Hinweise könnten sein:
Einerseits beim Radfahren selbst:
- Sie haben den Eindruck, weiter hinten/vorne sitzen zu müssen
- Beschwerden im Knie oder in der Hüfte
- Rückenprobleme oder Verspannungen im Rücken
- und viele weitere
Beim Klamottenkauf:
- Sie tun sich schwer, eine Jacke mit der richtigen Ärmellänge zu finden, oder eine Hose mit der richtigen Länge der Beine?
Auch bei anderen Gelegenheiten:
- Ist Ihnen bei der Fahrt mit Bus oder Bahn der geringere oder fehlende Platz gegenüber anderen Mitreisenden zwischen Ihren Knien und der Rückenlehne des Vordersitzes aufgefallen?
Das alles sind Anzeichen für Abweichungen von Durchschnittsmaßen.
Ich würde in jedemfall eine ergonomische Beratung empfehlen, um damit festzustellen, was und welcher Umfang nötig ist.

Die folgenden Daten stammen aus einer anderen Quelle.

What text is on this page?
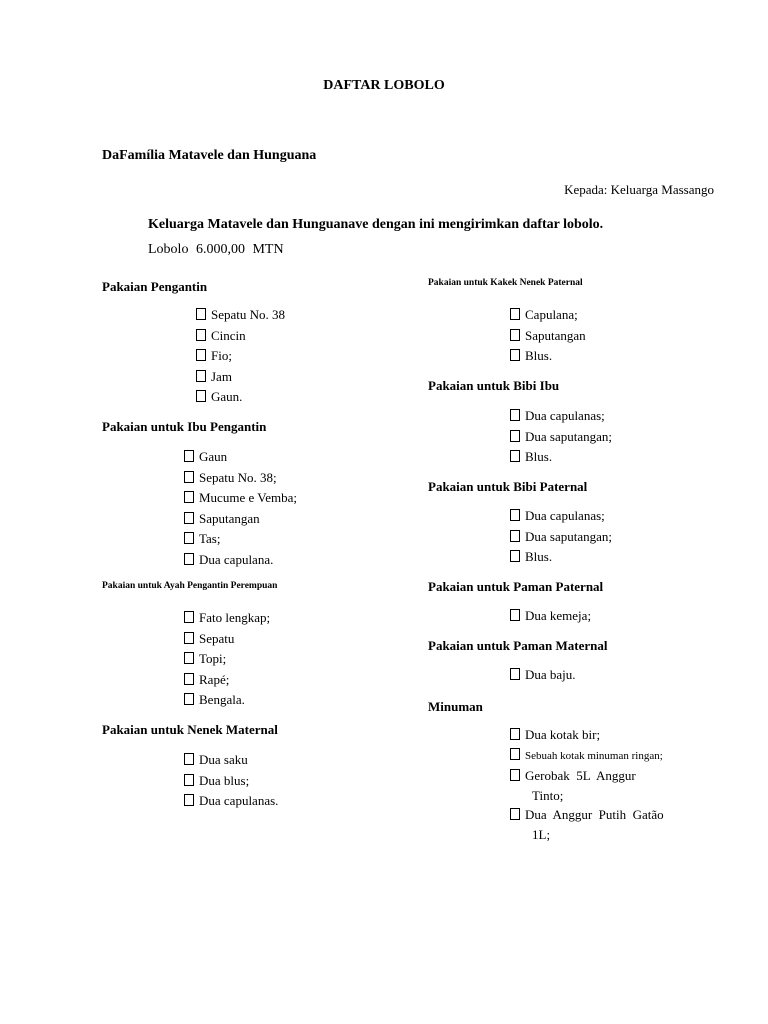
DAFTAR LOBOLO
DaFamília Matavele dan Hunguana
Kepada: Keluarga Massango
Keluarga Matavele dan Hunguanave dengan ini mengirimkan daftar lobolo.
Lobolo 6.000,00 MTN
Pakaian Pengantin
Sepatu No. 38
Cincin
Fio;
Jam
Gaun.
Pakaian untuk Ibu Pengantin
Gaun
Sepatu No. 38;
Mucume e Vemba;
Saputangan
Tas;
Dua capulana.
Pakaian untuk Ayah Pengantin Perempuan
Fato lengkap;
Sepatu
Topi;
Rapé;
Bengala.
Pakaian untuk Nenek Maternal
Dua saku
Dua blus;
Dua capulanas.
Pakaian untuk Kakek Nenek Paternal
Capulana;
Saputangan
Blus.
Pakaian untuk Bibi Ibu
Dua capulanas;
Dua saputangan;
Blus.
Pakaian untuk Bibi Paternal
Dua capulanas;
Dua saputangan;
Blus.
Pakaian untuk Paman Paternal
Dua kemeja;
Pakaian untuk Paman Maternal
Dua baju.
Minuman
Dua kotak bir;
Sebuah kotak minuman ringan;
Gerobak  5L  Anggur
Tinto;
Dua  Anggur  Putih  Gatão
1L;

Neben Abweichungen von körperlichen Durchschnittsmaßen sind bestimmte gesundheitlichen Notwendigkeiten, Angewohnheiten und der Anwendungsbereich mit zu berücksichtigen.
Auch wenn dieser Satz, der Mensch ist ein Gewohnheitstier, schon reichlich abgedroschen ist, enthält er Wahrheiten. In der Tat kann man sich durch eine falsche Sitzposition oder ein nicht passendes Fahrrad eine Fehlhaltung angewöhnen und davon habe ich in meiner langen Laufbahn in diesem Bereich schon einige ziemlich schlimme gesehen. Hier spreche ich auch aus eigener Erfahrung.
Die meisten Fahrrad-/Rahmenhersteller orientieren sich entweder an den körperlichen Durchschnittsmaßen oder bestimmen die Geometrien nach eigenem Geschmack, um möglichst viel von ihren Produkten mit möglichst wenig Aufwand an eine breite Käuferschicht absetzen zu können.
Merkmale für ein ergonomisch richtig angepasstes Fahrrad:
- richtige Rahmenhöhe und ebensolche Rahmenlänge
- eine Kombination aus passendem Sitzwinkel und der angepassten und richtigen Kurbellänge für die optimale Kraftübertragung und Schonung von Knie-/Hüftgelenken
- angepassten Sattel/Lenker/Lenkervorbau und Lenkergriffe, je nach Gewohnheiten/Einsatzzweck
In den meisten Fällen sind die nötigen Veränderungen am vorhandenen Fahrrad nicht möglich. Eine Maßanfertigung des Rahmens ist dann nötig, wenn der Sitzwinkel, oder auch die Rahmenlänge stark abweichend sind.
Natürlich wird auch schon der Tausch des Sattels, oder die Montage von ergonomischen Lenkergriffen eine Verbesserung bringen, ein optimales Ergebnis bringt nur eine gänzliche Anpassung!
Um solche ergonomischen Vermessungen durchführen zu können, ist extrem viel Erfahrung in diesem Bereich nötig, aber auch das Wissen um Rahmen und Rahmengeometrie. Einerseits muß im Falle eines Maßrahmens die Machbarkeit/Herstellbarkeit abgeschätzt werden können, aber auch die Konsequenzen einer Änderung der Rahmengeometrie, wie wird sich das Fahrverhalten/Lenkverhalten verändern.
Daher sind solche ergonomische Beratungen/Vermessungen/Anpassungen ist nicht zum Nulltarif zu bekommen.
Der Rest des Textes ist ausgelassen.